ReplyDeleteI'm happy to hear about how everything has turned out for your niece. However, I have to say that attempting to draw equivalencies between the risks of football and gymnastics, tree climbing, diving, etc. is a little ridiculous, no? The entire issue is that the head injury risks of football are inherent, meaning that they are a part of the normal playing of the game itself. On the other hand, serious head injuries as a result of the things you mentioned, for the most part, occur only when something terribly wrong has happened, something that it is not a normal part of said activity. You can climb a tree and nothing bad will happen while you are climbing unless you fall off and hit your head. In football, each little hit, part of the "normal" playing of the game, contributes to long term head injury risks...these are of course the subconcussive hits which are arguably just as dangerous as the "big hit."
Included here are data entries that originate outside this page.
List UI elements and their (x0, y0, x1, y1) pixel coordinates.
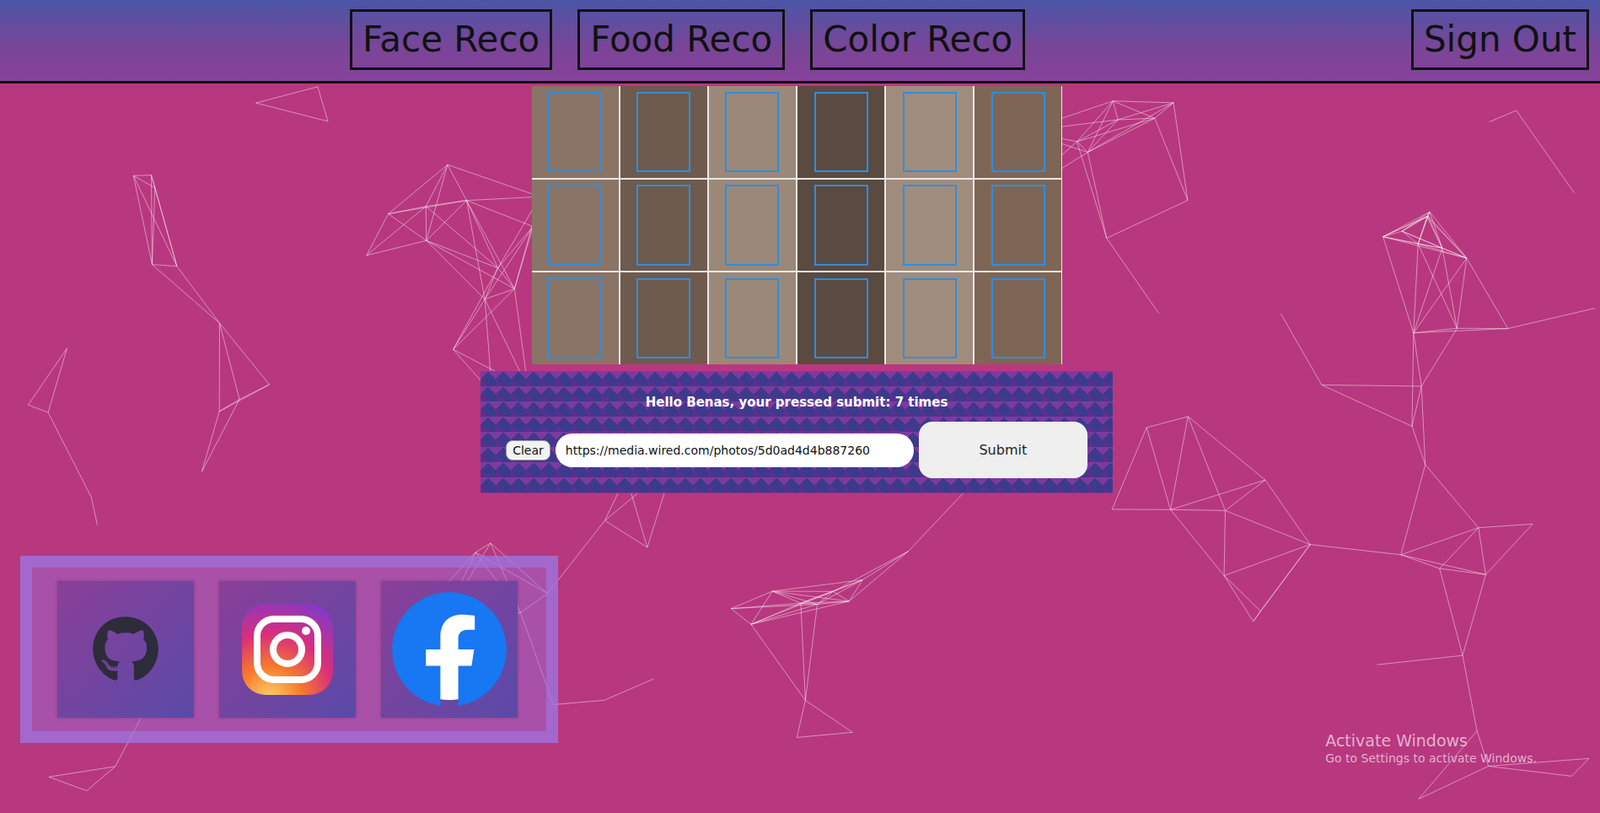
face-box (902, 278, 957, 360)
face-box (636, 91, 691, 173)
face-box (814, 91, 869, 173)
face-box (991, 184, 1046, 266)
submit-button[interactable]: Submit (918, 421, 1088, 478)
photo-cell (708, 85, 796, 178)
top-nav: Face Reco Food Reco Color Reco Sign Out (0, 0, 1600, 84)
face-box (902, 184, 957, 266)
face-box (991, 278, 1046, 360)
main: Hello Benas, your pressed submit: 7 time… (0, 83, 1600, 494)
facebook-icon (390, 590, 509, 709)
facebook-link[interactable] (381, 580, 518, 718)
face-box (636, 184, 691, 266)
face-box (547, 91, 602, 173)
face-box (991, 91, 1046, 173)
activation-watermark: Activate WindowsGo to Settings to activa… (1325, 730, 1537, 765)
face-box (902, 91, 957, 173)
photo-cell (531, 85, 619, 178)
face-box (724, 184, 779, 266)
facebook-wrap (390, 590, 509, 709)
instagram-icon (240, 601, 335, 697)
sign-out-button[interactable]: Sign Out (1411, 9, 1590, 71)
photo-cell (531, 179, 619, 272)
photo-cell (708, 179, 796, 272)
photo-cell (974, 179, 1062, 272)
nav-button[interactable]: Face Reco (349, 9, 553, 71)
photo-cell (620, 179, 708, 272)
photo-cell (620, 85, 708, 178)
github-link[interactable] (57, 580, 194, 718)
nav-group: Face Reco Food Reco Color Reco (349, 9, 1026, 71)
result-image (531, 85, 1063, 365)
image-link-form: Hello Benas, your pressed submit: 7 time… (480, 370, 1113, 494)
face-box (724, 91, 779, 173)
face-box (814, 184, 869, 266)
photo-cell (531, 272, 619, 365)
nav-button[interactable]: Food Reco (577, 9, 785, 71)
photo-cell (797, 179, 885, 272)
instagram-link[interactable] (219, 580, 356, 718)
watermark-subtitle: Go to Settings to activate Windows. (1325, 751, 1537, 765)
face-box (547, 278, 602, 360)
watermark-title: Activate Windows (1325, 730, 1537, 750)
photo-cell (708, 272, 796, 365)
page: Face Reco Food Reco Color Reco Sign Out Hell… (0, 0, 1600, 813)
photo-cell (797, 272, 885, 365)
photo-cell (974, 85, 1062, 178)
face-box (724, 278, 779, 360)
url-input[interactable] (555, 433, 914, 468)
greeting: Hello Benas, your pressed submit: 7 time… (645, 394, 949, 410)
github-icon (91, 615, 160, 683)
social-panel (20, 555, 559, 743)
clear-button[interactable]: Clear (505, 440, 551, 461)
face-box (814, 278, 869, 360)
photo-cell (885, 179, 973, 272)
photo-cell (620, 272, 708, 365)
nav-button[interactable]: Color Reco (810, 9, 1026, 71)
form-row: Clear Submit (505, 421, 1088, 478)
face-box (547, 184, 602, 266)
photo-cell (797, 85, 885, 178)
photo-cell (885, 85, 973, 178)
face-box (636, 278, 691, 360)
photo-cell (974, 272, 1062, 365)
photo-cell (885, 272, 973, 365)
I mean, the risks of football haven't technically been "quantified" (if by that you mean "it takes X amount of years/hits to finally result in long term neurological problems) I guess, but people know exactly what the risks are. We definitely know more than we did 10 years ago, and infinitely more than we did 20 or 30 years ago. Having this knowledge (while gaining new knowledge about CTE and how it is brought on), shouldn't we strive to make the game safer for the people that play it? If we don't, wouldn't it become nearly impossible to watch with an uncompromised conscience?
Also, no offense intended, but your last line essentially amounts to the proverbial "sticking your head in the sand", which was exactly what my post was arguing against. I'm not exactly sure what needs to be done, but to say that the game doesn't need to be changed in some way means ignoring some very real problems in the game of football.